Putin may dislike Lukashenka, but he acts as if the two months of protests are a passing inconvenience that will soon lead to a restoration of authoritarian stability in Belarus (New Times, October 9). A blow to such wishful thinking was delivered in Kyrgyzstan, where parliamentary elections on October 4 triggered a violent uprising in Bishkek, forcing the results to be annulled and the prime minister to resign (VTimes, October 8). A semblance of order was restored over the past few days, allowing Moscow to abstain from any response while characterizing the unrest as peculiar to Kyrgyzstan’s political culture (Rossiiskaya Gazeta, October 7). Russia did not interfere forcefully in the April 2010 revolution in this country, but that crisis happened less than two years after the war with Georgia, after Moscow had asserted its military and political dominance over the Caucasus and while the Central Asian region was generally calm. Now, the inability to protect a ruling regime against protesters testifies to Russia’s much diminished capacity for projecting power (Moskovsky Komsomolets, October 8).

Nowhere is this incapacitation more evident than in the new spasm of violence between Armenia and Azerbaijan over Karabakh, which began in late September, taking Russia by surprise (Russiancouncil.ru, October 5). The key difference in this escalation is the active interference by Turkey, which has provided political and material support to Azerbaijan (Carnegie.ru, October 9). Putin was reluctant to confront Turkish President Recep Tayyip Erdoğan over this issue. The two leaders already face serious disagreements over Syria. But Putin tried to outmaneuver his Turkish counterpart by summoning the foreign ministers of the two warring states to Moscow on October 9 (Kommersant, October 10). The deal on a “humanitarian pause” in the hostilities took ten hours to negotiate but was already broken a few hours into the agreed-upon ceasefire (RIA Novosti, October 11). This fiasco illustrates that Russia has no leverage over Azerbaijan, which is continuing its offensive assuming that no Russian support will come to Armenia and that Turkey is now a more impactful force in the Caucasus (Nezavisimaya Gazeta, October 7).

Putin remains sheltered in his residence outside Moscow and conducts meetings with his Security Council solely via video-conference. Officials are, therefore, better able to minimize the presentation of uncomfortable news, which is also downplayed on Russian state TV (Novaya Gazeta, October 8). He is keen to hear—and to advertise—reports about the successful test of a Zirkon hypersonic missile by the Northern Fleet. But such wonder-weapons are hardly useful for dealing with the real challenges to his regime’s survival (Ezhednevny Zhurnal, October 8).

Navalny’s no-nonsense messaging, meanwhile, precisely undermines Putin’s propensity to play a superior and omnipotent ruler, a pose that looks increasingly incongruous amid Russia’s fast-multiplying troubles. Promises of a miraculous coronavirus vaccine, which Putin incessantly repeats even as he takes every possible precaution to eliminating his own exposure to the pandemic, ring shallow.

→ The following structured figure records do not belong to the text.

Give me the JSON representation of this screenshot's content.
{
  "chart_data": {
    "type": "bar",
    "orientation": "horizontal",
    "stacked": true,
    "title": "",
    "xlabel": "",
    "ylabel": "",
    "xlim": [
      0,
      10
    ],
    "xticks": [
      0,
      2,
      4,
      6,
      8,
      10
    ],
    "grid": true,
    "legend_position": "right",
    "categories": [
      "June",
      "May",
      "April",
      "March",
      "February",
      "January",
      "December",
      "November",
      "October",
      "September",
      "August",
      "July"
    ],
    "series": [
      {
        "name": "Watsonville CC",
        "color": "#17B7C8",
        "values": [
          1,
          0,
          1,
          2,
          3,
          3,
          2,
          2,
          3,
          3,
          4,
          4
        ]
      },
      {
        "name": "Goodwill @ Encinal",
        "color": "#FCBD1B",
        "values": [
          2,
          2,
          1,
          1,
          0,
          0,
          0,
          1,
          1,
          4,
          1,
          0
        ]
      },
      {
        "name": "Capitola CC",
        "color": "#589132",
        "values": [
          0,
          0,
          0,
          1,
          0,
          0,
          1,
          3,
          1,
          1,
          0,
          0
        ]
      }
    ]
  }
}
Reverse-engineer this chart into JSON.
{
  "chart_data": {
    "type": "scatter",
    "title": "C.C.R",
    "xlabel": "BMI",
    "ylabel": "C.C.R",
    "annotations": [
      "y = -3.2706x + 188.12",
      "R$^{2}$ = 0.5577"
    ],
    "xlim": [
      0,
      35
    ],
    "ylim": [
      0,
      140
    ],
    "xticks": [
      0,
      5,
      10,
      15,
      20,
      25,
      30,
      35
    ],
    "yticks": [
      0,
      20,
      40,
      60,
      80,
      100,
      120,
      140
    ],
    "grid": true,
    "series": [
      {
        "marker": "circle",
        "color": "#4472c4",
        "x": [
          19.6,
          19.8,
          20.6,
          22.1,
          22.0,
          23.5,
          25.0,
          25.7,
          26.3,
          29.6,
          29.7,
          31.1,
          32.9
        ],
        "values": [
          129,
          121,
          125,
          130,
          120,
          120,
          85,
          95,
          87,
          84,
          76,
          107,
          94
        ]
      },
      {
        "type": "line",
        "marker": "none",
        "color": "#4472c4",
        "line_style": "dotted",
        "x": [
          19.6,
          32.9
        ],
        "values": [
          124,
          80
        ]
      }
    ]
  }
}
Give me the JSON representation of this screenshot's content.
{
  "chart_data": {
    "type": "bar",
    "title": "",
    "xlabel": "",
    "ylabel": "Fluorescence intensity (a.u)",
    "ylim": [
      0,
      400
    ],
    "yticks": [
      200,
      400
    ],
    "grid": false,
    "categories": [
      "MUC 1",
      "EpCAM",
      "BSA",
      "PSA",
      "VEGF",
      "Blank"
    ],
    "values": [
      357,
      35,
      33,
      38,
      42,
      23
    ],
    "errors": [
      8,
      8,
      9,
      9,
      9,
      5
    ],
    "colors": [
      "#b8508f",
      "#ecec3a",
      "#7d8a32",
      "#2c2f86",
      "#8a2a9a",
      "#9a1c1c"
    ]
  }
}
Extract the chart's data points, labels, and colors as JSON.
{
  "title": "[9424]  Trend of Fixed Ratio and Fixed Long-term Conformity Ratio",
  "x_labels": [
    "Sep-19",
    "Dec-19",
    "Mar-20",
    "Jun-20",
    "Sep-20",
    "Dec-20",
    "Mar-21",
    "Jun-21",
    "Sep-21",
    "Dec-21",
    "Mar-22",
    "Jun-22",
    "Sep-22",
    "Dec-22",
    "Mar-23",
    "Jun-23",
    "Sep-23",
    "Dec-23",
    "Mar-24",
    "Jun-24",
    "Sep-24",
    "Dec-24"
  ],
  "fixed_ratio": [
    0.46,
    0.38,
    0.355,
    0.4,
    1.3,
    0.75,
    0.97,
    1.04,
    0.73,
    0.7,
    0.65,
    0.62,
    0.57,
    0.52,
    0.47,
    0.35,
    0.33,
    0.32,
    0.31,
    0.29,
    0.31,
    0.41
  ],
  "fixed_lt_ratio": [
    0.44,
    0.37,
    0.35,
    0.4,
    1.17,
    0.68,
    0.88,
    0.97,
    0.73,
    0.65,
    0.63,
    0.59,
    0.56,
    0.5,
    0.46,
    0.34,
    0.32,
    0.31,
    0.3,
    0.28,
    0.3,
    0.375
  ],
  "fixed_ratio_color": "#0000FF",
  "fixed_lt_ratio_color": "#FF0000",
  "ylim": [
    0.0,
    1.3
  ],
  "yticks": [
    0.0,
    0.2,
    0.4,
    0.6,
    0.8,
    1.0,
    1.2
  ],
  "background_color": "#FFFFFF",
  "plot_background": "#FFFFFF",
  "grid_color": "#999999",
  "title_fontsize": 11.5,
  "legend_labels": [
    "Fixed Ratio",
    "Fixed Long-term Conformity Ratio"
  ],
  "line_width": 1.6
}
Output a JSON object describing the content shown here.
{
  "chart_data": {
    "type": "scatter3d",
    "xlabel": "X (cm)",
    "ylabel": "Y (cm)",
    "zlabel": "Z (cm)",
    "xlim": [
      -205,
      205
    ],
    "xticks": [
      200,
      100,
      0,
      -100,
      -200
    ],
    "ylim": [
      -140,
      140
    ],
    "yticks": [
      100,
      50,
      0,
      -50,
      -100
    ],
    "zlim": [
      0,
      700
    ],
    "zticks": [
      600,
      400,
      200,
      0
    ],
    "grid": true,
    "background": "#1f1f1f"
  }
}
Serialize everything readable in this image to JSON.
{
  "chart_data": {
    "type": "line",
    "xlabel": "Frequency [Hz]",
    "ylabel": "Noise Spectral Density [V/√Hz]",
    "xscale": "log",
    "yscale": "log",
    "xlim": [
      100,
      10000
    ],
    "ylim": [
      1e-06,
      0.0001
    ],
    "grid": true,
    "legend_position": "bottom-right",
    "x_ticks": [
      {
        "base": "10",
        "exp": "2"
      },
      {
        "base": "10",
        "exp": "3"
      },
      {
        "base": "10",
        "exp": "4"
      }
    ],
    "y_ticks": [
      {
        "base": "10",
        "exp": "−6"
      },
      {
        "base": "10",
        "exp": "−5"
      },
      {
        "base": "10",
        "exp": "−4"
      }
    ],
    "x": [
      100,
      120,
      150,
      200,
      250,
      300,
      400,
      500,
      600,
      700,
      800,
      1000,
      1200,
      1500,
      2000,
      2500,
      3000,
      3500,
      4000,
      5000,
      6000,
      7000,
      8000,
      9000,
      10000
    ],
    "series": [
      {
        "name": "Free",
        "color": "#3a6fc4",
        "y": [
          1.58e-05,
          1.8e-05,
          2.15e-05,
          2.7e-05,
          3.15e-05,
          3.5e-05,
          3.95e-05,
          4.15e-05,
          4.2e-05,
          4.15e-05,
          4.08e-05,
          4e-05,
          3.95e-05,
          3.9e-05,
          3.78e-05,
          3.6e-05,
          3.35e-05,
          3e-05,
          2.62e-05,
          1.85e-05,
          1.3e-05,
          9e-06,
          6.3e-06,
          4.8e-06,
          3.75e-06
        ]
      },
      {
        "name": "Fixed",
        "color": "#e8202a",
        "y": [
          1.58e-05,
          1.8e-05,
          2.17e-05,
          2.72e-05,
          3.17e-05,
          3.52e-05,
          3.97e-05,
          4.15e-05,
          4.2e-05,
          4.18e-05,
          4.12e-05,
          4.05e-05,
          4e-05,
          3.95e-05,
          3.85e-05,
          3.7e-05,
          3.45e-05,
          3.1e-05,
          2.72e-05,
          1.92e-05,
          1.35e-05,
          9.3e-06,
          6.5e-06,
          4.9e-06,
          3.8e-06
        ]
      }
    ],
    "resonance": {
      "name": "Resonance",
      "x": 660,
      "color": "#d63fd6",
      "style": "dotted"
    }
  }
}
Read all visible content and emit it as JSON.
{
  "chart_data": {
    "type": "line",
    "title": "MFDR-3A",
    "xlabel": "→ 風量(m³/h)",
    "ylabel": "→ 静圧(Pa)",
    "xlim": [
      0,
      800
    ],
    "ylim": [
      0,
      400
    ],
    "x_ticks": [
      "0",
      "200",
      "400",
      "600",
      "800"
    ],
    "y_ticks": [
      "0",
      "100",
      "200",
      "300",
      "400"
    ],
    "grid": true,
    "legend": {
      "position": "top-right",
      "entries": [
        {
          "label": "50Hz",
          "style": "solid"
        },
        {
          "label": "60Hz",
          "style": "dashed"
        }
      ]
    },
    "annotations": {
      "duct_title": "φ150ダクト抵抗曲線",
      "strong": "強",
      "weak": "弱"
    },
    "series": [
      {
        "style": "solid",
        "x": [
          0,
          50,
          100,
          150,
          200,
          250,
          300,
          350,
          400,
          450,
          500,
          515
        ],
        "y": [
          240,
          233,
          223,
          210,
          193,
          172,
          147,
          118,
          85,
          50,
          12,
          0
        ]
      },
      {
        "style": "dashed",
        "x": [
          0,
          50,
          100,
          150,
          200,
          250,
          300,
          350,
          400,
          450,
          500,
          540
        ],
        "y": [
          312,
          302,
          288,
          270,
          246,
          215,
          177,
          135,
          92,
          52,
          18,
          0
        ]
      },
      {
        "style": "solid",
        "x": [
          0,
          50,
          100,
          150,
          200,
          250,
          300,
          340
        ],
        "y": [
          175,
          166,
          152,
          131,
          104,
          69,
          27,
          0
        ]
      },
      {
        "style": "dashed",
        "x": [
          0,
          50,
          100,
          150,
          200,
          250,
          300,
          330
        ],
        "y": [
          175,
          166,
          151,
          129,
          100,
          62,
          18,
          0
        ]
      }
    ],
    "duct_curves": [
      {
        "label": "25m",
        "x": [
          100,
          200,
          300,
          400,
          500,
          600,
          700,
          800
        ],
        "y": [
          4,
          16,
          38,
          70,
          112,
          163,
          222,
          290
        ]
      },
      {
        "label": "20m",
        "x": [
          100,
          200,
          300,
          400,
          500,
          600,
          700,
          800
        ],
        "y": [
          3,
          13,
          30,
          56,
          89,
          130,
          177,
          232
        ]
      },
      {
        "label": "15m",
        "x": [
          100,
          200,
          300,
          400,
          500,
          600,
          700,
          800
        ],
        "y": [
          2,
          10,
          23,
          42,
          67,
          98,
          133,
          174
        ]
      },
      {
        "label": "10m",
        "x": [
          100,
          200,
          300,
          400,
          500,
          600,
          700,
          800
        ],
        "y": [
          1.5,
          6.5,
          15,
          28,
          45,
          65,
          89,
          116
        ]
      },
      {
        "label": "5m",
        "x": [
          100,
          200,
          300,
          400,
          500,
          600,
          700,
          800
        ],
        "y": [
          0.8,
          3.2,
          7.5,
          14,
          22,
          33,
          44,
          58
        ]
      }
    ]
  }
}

At the same time, Putin cannot communicate with new leaders like Tikhanovskaya or, for that matter, Armenian Prime Minister Nikol Pashinyan, who led the 2018 “Velvet Revolution.” The Russian president can offer no prescription for the angry street demonstrations in Minsk, Khabarovsk or Bishkek. He clings to an imaginary glorious past, refusing to see in it the invariably inglorious end to autocracy.